Like so many of Simon Rattle’s concerts, this high-voltage Prom was as educative as it was enjoyable. It presented William Walton’s choral blockbuster Belshazzar’s Feast in the context of contemporary developments elsewhere.

Belshazzar was delivered with equal sensitivity to its English choral roots (Vaughan Williams’s spirit lurking somewhere) and its Jazz Age pizzazz.

Gerald Finley was an eloquent baritone soloist with excellent diction. The Orfeó Català and its youth choir were underpinned by the London Symphony Chorus to do battle with the huge orchestral forces (Walton was enjoined by conductor Thomas Beecham to “throw in a couple of brass bands”, as he was unlikely to ever hear it again).

Charles Koechlin’s Les Bandar-log features the monkeys of Kipling’s Jungle Book, their antics satirising those the French composer regarded as fraudsters of neoclassicism and atonality (the fugue subject growled out by double basses is an example of his trenchant irony). But Koechlin was experimental in his own way, and Rattle beautifully elicited the sense of wonder that emerges.
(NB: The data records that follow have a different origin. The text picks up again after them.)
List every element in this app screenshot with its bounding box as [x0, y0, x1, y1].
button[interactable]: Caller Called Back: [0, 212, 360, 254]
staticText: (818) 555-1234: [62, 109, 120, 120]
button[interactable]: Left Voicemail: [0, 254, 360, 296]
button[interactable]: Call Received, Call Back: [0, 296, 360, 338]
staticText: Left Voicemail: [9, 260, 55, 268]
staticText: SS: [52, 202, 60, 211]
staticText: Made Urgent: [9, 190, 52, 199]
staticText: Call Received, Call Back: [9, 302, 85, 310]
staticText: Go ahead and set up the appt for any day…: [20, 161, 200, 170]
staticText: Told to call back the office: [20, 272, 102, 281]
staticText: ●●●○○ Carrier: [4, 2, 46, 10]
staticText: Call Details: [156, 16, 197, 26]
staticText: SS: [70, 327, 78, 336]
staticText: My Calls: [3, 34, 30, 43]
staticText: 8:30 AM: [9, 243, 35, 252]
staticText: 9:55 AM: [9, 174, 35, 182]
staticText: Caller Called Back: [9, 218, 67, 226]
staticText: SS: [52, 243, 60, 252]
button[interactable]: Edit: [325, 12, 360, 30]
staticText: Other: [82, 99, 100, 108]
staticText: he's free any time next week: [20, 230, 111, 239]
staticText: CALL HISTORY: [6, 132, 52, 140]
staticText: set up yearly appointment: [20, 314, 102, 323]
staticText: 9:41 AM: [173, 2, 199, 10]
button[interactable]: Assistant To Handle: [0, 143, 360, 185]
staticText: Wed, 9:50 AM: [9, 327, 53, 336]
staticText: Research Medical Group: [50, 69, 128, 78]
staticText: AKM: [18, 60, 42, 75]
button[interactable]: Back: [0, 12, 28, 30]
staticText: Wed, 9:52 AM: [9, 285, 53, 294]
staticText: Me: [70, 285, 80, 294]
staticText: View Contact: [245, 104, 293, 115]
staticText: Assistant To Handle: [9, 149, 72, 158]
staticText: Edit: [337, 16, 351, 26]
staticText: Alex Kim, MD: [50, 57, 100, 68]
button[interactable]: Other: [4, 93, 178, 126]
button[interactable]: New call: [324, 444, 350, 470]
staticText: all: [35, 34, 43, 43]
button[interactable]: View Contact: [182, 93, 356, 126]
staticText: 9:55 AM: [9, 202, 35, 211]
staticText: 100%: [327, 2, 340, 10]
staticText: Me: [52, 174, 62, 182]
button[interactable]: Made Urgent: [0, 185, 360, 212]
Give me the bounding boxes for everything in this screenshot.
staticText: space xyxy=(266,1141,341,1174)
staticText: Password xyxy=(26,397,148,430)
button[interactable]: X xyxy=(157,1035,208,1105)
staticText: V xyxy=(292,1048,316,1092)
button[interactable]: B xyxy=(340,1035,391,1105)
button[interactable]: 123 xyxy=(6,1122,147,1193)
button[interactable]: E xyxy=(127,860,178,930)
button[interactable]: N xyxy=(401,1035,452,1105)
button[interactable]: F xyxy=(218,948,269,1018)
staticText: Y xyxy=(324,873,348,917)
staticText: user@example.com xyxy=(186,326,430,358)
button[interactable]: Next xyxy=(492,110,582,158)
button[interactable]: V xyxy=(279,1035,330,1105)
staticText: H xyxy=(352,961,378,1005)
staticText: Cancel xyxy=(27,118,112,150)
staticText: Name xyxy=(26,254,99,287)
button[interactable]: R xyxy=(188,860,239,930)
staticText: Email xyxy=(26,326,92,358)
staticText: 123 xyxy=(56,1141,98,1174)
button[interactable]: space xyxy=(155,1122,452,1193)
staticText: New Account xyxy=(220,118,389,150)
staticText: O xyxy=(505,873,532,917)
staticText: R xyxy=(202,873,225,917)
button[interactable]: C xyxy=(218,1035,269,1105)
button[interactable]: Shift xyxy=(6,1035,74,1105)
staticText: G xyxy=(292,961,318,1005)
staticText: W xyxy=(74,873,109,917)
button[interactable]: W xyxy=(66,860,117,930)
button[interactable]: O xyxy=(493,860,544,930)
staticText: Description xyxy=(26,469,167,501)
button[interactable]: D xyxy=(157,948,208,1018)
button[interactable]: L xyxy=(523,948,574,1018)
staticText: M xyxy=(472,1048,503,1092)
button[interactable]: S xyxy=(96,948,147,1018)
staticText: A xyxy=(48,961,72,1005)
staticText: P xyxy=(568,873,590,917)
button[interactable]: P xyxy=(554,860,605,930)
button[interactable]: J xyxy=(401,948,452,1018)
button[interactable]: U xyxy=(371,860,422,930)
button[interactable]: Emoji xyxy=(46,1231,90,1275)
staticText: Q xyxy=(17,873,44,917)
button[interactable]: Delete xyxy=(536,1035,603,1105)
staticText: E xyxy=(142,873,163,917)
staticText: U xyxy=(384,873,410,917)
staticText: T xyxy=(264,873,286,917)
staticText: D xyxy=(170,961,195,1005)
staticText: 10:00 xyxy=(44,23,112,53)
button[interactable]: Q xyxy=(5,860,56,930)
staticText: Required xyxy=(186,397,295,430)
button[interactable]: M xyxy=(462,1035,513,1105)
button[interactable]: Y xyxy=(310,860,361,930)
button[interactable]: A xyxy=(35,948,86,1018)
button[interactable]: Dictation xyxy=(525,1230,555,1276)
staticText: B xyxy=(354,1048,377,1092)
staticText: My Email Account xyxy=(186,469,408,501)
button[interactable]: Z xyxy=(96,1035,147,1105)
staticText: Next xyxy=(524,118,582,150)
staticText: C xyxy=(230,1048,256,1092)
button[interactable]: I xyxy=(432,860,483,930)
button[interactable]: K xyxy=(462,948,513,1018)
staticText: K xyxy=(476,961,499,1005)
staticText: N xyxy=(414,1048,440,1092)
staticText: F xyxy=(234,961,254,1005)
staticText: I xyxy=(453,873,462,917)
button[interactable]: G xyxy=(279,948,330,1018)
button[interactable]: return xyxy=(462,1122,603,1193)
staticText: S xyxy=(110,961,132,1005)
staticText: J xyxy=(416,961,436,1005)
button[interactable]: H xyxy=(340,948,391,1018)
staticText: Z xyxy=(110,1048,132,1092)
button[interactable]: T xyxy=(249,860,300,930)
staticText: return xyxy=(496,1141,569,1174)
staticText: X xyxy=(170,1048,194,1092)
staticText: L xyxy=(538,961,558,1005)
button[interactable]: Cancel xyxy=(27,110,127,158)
Edgard Varèse’s Amériques fuses the daring of Koechlin with the barbarity of Stravinsky’s Rite of Spring, projecting the young Frenchman’s exhilaration at the innovative vibrancy of New York.

Irony abounds here, too. When Amériques was unleashed on the unsuspecting society ladies in New York, it was not what they wanted to hear. America as progressive and open-minded? Those were the days.